Question 4 True / False
When analyzing epistrophe, the semantic content of the repeated terminal word is secondary to its structural position — the device produces the same emotional effect regardless of which word occupies the terminal position.
TTrue
FFalse
Answer: False
Semantic content matters enormously. A poem ending lines on 'alone' produces a different sensation than one ending on 'free' or 'home' or 'dead.' The terminal position amplifies whatever meaning the word carries — it does not substitute for meaning. Epistrophe makes the repeated word a refrain of the soul, the unavoidable destination, the verdict — which means the word's own meaning is what the form keeps insisting on. A structurally identical poem with different terminal words will produce radically different effects. Position and meaning are inseparable in analyzing epistrophe.
Question 5 Short Answer
Why does the terminal position of repeated words in epistrophe produce closure and inevitability, rather than the forward momentum that anaphora creates?
Think about your answer, then reveal below.
Model answer: Because terminal position is where a unit of language rests — it is the last thing heard before silence. When the same word occupies that final position repeatedly, the reader experiences each line as arriving at the same destination. There is no escape: however the line begins, wherever it travels, it ends in the same place. This creates inevitability. Anaphora, by contrast, places repetition at the start — a launching point that sends each line forward into new territory. The repeated opening word creates momentum and accumulation because each line promises to go somewhere new. The difference is between departure and arrival: anaphora departs from the same word; epistrophe arrives at it.

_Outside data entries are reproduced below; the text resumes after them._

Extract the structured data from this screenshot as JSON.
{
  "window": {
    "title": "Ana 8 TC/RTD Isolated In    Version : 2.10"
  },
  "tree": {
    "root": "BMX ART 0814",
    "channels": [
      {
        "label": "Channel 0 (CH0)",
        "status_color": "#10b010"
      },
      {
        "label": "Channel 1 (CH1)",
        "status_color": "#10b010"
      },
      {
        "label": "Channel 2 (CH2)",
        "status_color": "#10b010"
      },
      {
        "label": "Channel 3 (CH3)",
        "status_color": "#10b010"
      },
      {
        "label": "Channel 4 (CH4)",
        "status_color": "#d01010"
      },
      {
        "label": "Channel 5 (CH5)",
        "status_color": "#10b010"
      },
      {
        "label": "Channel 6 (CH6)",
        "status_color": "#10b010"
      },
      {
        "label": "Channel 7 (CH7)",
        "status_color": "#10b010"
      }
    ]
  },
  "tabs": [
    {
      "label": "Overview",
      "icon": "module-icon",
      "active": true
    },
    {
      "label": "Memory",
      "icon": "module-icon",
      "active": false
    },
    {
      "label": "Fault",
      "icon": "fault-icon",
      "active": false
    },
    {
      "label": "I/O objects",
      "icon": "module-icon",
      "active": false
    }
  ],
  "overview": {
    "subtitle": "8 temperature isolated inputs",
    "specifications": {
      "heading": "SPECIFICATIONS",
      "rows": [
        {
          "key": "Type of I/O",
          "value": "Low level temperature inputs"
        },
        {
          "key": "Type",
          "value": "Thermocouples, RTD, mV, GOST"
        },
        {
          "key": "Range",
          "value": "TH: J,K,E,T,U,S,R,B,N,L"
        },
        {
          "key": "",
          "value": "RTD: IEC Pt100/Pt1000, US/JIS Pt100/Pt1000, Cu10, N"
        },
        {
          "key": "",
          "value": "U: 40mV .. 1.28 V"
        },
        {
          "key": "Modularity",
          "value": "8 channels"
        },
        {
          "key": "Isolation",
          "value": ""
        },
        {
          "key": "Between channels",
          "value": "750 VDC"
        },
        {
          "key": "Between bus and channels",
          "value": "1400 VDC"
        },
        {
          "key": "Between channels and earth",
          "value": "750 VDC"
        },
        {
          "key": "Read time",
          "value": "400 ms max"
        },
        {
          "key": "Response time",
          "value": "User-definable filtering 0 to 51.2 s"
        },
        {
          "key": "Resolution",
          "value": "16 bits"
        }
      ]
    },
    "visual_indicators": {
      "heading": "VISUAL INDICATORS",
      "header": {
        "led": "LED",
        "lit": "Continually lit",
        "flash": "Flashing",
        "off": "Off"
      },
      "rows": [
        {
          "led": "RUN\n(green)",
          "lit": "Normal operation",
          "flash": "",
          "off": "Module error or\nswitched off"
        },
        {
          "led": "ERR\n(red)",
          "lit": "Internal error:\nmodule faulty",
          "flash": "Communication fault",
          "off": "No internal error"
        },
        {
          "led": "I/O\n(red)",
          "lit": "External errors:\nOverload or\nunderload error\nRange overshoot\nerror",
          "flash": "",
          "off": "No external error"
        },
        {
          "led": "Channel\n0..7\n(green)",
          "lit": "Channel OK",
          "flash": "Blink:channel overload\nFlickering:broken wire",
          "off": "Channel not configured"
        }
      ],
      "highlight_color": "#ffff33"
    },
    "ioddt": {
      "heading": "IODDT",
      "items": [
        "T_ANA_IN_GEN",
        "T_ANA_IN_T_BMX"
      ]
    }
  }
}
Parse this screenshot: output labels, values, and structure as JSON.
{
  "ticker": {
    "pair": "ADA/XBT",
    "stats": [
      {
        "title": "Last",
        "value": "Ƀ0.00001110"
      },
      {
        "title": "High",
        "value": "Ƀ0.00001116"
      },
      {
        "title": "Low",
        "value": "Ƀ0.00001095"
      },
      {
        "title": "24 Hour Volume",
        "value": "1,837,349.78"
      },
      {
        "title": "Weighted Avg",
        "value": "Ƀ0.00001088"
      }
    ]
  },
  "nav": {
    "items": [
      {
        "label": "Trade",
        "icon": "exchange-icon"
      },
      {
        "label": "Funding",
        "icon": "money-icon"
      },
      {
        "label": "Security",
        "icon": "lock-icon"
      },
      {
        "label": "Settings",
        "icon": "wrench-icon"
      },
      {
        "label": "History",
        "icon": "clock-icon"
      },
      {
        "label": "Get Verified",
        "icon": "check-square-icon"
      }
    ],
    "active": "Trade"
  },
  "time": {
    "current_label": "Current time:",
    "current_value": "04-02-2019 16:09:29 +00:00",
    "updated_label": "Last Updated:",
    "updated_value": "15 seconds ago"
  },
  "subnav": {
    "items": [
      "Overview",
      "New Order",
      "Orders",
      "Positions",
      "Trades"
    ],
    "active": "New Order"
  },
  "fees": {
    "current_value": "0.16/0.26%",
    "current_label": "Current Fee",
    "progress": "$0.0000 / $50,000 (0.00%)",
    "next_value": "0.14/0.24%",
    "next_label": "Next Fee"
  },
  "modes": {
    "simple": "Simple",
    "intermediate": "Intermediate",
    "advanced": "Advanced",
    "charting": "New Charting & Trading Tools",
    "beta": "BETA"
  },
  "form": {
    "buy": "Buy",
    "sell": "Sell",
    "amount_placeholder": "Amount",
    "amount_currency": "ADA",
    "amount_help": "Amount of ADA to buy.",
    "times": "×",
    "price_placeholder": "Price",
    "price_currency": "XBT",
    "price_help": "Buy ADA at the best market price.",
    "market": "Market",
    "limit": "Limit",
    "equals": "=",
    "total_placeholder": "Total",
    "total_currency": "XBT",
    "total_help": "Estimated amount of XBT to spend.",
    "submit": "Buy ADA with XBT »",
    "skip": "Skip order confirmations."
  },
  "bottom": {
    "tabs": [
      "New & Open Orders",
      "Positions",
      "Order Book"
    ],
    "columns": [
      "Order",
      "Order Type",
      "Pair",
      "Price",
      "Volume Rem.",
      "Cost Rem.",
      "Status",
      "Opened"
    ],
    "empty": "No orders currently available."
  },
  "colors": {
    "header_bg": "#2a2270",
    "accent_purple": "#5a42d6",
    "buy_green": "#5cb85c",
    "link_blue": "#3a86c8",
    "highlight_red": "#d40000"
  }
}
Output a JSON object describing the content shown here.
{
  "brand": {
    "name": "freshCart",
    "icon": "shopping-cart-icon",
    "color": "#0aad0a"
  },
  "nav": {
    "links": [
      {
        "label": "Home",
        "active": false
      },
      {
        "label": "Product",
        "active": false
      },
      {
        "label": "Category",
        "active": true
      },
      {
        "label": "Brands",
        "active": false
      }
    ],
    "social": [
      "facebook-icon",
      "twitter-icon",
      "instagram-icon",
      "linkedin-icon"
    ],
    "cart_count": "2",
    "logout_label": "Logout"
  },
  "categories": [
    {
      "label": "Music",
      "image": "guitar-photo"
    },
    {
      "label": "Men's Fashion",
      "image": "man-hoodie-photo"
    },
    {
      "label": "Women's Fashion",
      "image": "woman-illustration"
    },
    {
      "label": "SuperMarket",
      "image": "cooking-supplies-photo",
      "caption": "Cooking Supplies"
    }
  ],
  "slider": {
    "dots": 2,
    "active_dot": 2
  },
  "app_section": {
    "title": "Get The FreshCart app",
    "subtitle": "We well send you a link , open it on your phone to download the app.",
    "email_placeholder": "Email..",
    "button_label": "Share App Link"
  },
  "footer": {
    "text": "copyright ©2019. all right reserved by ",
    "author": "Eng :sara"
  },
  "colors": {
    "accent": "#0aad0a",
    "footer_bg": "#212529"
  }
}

Understanding why position matters requires thinking about how reading and listening work in time. We hold expectations about where a sentence or line is going; the terminal word either fulfills or subverts them. When the terminal word is the same across lines, readers begin anticipating it — the arrival becomes predictable, and that predictability is precisely the source of the 'inevitable' quality. In performance, the repeated terminal word accumulates weight with each iteration, like a gavel struck repeatedly in the same place.